- 6 years ago
- Wedding: June 2012
I was wondering what you think about this situation and what I should say (calmly) to my sister in response. Here’s my story.
A while back about 6 months before my wedding (My wedding June 29,2012) my best friend backed out as my maid of honor because she couldn’t afford her dress and got engaged herself. Before she had backed out my sister made it very clear to me that she was offended with my choice. She said the maid of honor is reserved for the sister. We aren’t very close though. After my friend backed out I asked my sister if she would be maid of honor instead. Everything was fine up until Monday morning when I texted her to see about her dress for the wedding.
I texted her not only to ask about her dress but also to tell her to call my cousin-in-law as they were both planning my bacheleorette party and my cousin had been trying to get a hold of her and wasn’t getting a response. Because it’s getting so close to the wedding my cousin had to call me and ask me what I wanted as far as dates, theme, etc because my sister wasn’t returning her calls and she needed to plan a.s.a.p. Before I could tell my sister to call my cousin she got all pissed off and told me that I’m swapping family roles for friends, next thing she’s know’s I’ll make my cousin maid of honor instead, thanks for cutting me out of the bachelorette party. Have fun. So I took that to mean that she wanted out of everything including the wedding. So I told her if she didn’t want to go to let me know so I can use that meal for someone else and I also told her I didn’t cut her out of anything, we just could get a hold of her and needed to have a plan. She then told me she never said she wasn’t going.

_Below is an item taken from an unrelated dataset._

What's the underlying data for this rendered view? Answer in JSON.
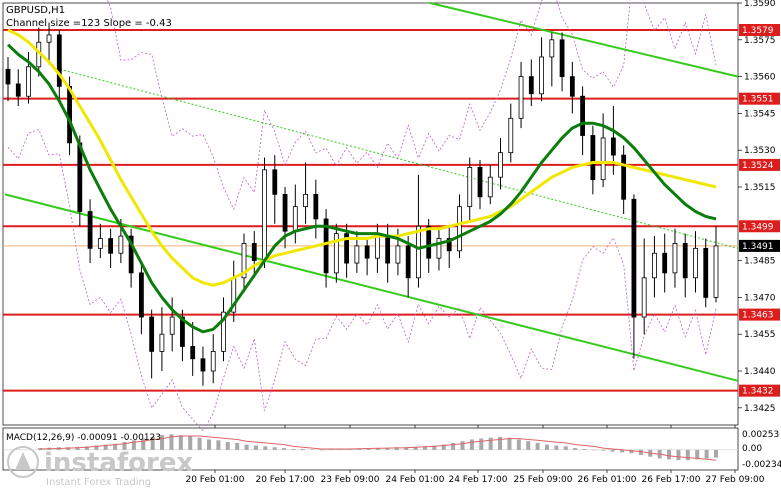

I’m so lost here. I guess she was offended from day one when I made her my replacement Maid/Matron of Honor but if she felt that way she should of just told me then. I’m thinking of just not having an Maid/Matron of Honor eventhough there is another person I know who would be willing to do it. I had already done away with the bridesmaids due to complaining about dresses and colors and my sister was one of the original bridesmaids. The bad part about all this is I’m 3 weeks away from my wedding and I don’t live in the location where my wedding is at so I’m going this Saturday to stay with family and she will be there. I don’t know what to say to her and we are not currently on speaking terms because of this. Any suggestions?
What I have planned to say is “I didn’t know you felt this way about taking over the Maid/Matron of Honor postition after someone backed out and now that I know this, I don’t feel right about you participating in something you don’t want to do.” If you don’t really feel this way then I’m going to ask you not to complain.” How does this sound?